Located inside the Alice & Jack Wirt Public Library downtown at 500 Center Ave., the seed library will offer packets of seeds, free for the taking. We’ll have a wide variety of vegetables, along with some herbs and flowers, all donated for this project by established seed companies and organizations. The seed library will be available during Wirt’s regular hours: 10 a.m.-8 p.m. Monday–Thursday, 9 a.m.-5 p.m. Friday–Saturday and 1-5 p.m. Sunday (through May).

Ben Cohen, a seed expert and activist (and an entertaining speaker on the topic) will talk in the library about seeds and why they’re worth saving. “Local food is only as local as your seeds,” he says. Ben’s talk will be 6-7:30 p.m. on Monday, March 19, the evening before the seed library opens.

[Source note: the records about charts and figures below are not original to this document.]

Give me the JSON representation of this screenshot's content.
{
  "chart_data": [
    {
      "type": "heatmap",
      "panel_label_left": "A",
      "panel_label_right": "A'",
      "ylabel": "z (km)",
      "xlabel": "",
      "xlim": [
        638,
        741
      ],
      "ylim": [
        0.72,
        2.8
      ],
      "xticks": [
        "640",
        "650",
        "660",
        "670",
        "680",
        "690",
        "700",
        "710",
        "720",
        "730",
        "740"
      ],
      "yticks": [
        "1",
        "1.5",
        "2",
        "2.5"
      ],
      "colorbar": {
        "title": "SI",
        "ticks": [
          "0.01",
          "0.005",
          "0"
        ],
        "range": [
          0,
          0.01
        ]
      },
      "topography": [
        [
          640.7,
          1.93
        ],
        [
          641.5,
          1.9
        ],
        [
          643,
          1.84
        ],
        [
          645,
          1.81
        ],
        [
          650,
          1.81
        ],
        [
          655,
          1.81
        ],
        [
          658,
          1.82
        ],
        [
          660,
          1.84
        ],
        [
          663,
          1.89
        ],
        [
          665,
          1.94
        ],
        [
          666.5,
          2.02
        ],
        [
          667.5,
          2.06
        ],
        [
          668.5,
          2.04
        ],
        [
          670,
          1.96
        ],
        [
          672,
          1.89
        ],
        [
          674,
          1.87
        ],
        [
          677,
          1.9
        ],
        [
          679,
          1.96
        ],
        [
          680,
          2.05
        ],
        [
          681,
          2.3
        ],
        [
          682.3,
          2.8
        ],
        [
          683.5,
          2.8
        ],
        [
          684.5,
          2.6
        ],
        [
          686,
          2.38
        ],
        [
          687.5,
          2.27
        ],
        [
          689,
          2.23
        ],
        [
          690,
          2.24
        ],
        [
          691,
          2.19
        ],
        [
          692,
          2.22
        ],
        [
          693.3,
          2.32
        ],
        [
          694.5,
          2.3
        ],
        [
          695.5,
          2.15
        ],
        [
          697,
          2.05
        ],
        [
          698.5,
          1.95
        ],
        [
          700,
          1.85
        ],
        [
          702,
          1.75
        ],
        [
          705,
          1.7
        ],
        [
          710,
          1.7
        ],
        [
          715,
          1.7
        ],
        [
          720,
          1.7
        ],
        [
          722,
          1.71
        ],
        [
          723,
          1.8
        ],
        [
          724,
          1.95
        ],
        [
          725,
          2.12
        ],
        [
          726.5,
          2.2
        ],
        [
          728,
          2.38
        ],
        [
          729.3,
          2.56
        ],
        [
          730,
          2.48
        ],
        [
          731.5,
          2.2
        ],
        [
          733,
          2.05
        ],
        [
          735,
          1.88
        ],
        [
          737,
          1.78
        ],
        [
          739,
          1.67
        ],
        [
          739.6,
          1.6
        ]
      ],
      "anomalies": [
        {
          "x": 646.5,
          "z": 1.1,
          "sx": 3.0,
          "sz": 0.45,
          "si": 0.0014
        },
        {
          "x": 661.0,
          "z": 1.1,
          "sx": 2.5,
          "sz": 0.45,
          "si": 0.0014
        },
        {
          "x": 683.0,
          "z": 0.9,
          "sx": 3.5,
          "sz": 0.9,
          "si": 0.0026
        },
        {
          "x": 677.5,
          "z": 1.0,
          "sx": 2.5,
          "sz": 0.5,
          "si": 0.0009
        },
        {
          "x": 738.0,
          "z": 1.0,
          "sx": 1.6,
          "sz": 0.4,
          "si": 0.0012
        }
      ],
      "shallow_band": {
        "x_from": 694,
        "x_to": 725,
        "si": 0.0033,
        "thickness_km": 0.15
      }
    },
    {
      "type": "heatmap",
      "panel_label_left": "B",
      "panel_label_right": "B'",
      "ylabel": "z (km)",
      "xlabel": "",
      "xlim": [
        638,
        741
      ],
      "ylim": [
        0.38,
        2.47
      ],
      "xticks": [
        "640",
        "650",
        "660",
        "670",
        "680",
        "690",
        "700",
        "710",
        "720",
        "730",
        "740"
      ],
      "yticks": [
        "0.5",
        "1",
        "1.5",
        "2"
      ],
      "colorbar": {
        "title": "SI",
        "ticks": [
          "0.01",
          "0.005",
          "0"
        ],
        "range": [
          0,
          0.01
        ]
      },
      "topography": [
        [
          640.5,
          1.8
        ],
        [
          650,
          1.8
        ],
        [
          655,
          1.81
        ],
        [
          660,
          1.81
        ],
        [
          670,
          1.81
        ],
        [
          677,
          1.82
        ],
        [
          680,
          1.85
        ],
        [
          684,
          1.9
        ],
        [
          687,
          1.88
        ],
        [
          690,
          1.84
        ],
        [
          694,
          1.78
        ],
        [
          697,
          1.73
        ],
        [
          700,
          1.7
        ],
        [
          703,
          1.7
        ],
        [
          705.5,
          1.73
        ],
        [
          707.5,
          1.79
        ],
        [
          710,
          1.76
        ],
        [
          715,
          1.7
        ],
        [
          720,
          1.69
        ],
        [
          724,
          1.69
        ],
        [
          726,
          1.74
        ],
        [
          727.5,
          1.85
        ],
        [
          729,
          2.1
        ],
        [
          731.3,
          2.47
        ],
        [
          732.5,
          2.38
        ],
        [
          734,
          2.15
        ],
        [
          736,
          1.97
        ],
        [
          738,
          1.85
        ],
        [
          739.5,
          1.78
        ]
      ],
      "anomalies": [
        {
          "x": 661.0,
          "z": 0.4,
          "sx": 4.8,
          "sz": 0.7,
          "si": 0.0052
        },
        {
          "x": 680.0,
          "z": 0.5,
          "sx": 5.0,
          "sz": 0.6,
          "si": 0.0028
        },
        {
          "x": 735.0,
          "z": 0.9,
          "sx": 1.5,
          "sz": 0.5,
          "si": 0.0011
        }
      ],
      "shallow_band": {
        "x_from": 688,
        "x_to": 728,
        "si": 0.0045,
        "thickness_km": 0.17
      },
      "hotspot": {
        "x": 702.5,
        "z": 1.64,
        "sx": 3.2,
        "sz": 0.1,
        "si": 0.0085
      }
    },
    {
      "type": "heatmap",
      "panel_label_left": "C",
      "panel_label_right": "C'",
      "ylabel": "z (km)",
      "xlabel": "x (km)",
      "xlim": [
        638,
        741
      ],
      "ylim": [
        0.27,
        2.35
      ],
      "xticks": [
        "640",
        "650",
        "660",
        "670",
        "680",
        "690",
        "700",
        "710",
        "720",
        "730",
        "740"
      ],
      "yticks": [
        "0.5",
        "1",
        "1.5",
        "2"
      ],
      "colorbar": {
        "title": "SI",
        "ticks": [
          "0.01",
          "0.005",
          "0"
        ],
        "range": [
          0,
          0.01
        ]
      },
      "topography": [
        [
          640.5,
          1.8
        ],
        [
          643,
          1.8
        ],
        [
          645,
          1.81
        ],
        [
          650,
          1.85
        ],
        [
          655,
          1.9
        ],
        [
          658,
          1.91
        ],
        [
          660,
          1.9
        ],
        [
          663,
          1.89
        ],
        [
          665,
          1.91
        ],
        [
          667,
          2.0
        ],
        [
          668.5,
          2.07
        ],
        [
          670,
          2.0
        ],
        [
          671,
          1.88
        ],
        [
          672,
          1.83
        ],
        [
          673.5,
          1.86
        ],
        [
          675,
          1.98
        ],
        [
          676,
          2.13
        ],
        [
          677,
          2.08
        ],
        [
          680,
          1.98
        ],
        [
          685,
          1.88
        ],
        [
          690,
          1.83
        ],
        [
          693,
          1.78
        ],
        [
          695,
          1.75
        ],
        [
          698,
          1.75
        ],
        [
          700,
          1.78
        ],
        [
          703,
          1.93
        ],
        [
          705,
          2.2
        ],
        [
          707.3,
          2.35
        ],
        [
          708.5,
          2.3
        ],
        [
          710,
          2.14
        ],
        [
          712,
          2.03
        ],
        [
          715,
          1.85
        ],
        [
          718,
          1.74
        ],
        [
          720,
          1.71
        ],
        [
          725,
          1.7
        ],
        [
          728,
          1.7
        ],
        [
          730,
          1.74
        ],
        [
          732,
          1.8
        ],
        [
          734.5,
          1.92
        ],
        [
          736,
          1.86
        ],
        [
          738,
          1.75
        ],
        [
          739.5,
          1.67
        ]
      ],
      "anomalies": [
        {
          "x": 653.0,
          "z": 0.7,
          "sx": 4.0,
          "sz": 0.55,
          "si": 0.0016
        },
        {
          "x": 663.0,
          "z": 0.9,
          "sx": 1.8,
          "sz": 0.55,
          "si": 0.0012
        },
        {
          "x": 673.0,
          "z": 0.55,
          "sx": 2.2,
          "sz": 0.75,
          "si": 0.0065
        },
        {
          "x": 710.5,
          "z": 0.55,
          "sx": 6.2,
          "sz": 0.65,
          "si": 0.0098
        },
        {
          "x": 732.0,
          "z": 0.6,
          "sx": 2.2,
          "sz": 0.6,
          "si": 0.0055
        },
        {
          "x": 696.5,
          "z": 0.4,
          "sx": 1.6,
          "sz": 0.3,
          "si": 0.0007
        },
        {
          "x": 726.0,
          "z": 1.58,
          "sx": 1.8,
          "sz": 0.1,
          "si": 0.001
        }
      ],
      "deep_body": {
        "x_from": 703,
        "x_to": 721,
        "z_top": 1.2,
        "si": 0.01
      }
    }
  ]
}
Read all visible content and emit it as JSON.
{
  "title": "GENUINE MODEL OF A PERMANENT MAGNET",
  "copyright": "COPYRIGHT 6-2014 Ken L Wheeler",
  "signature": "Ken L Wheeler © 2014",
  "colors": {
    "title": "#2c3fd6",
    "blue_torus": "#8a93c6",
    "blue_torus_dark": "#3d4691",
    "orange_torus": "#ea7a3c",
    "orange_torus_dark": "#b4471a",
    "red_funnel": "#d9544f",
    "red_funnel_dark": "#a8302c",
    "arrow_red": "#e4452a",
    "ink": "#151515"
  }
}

So why is this called a seed “library”? Because just like the books and other materials that get borrowed and later returned to the public library, we hope you’ll return some harvested seeds later in the summer.

Those tomatoes, beans, carrots and other veggie plants that we grow come from seeds, after all. And the plants produce new seeds along with the food you enjoy from them. With a little effort and a lot of satisfaction, you can save those seeds to grow more plants next year. If you return seeds to the library, other people can carry on the process — promoting seeds that we know will thrive in our area.

Providing free seeds makes them more accessible for everyone, but it especially eases the way to growing food for first-time and low-income gardeners. A small section of a typical backyard, with the addition of sunlight (which is free) and water (also free, if you use a rain barrel) can produce a substantial amount of healthy food — a boon for people on tight budgets.

If you’re not sure how to harvest seeds, we’ll show you. It’s not hard. And if you take seeds but don’t get around to saving and returning some, that’s OK; we’ll try not to make you feel guilty.

Are you an experienced gardener? Would you like to become one? Do you want to interest a child in gardening? Whoever you are, we hope you’ll welcome spring by using your new seed library!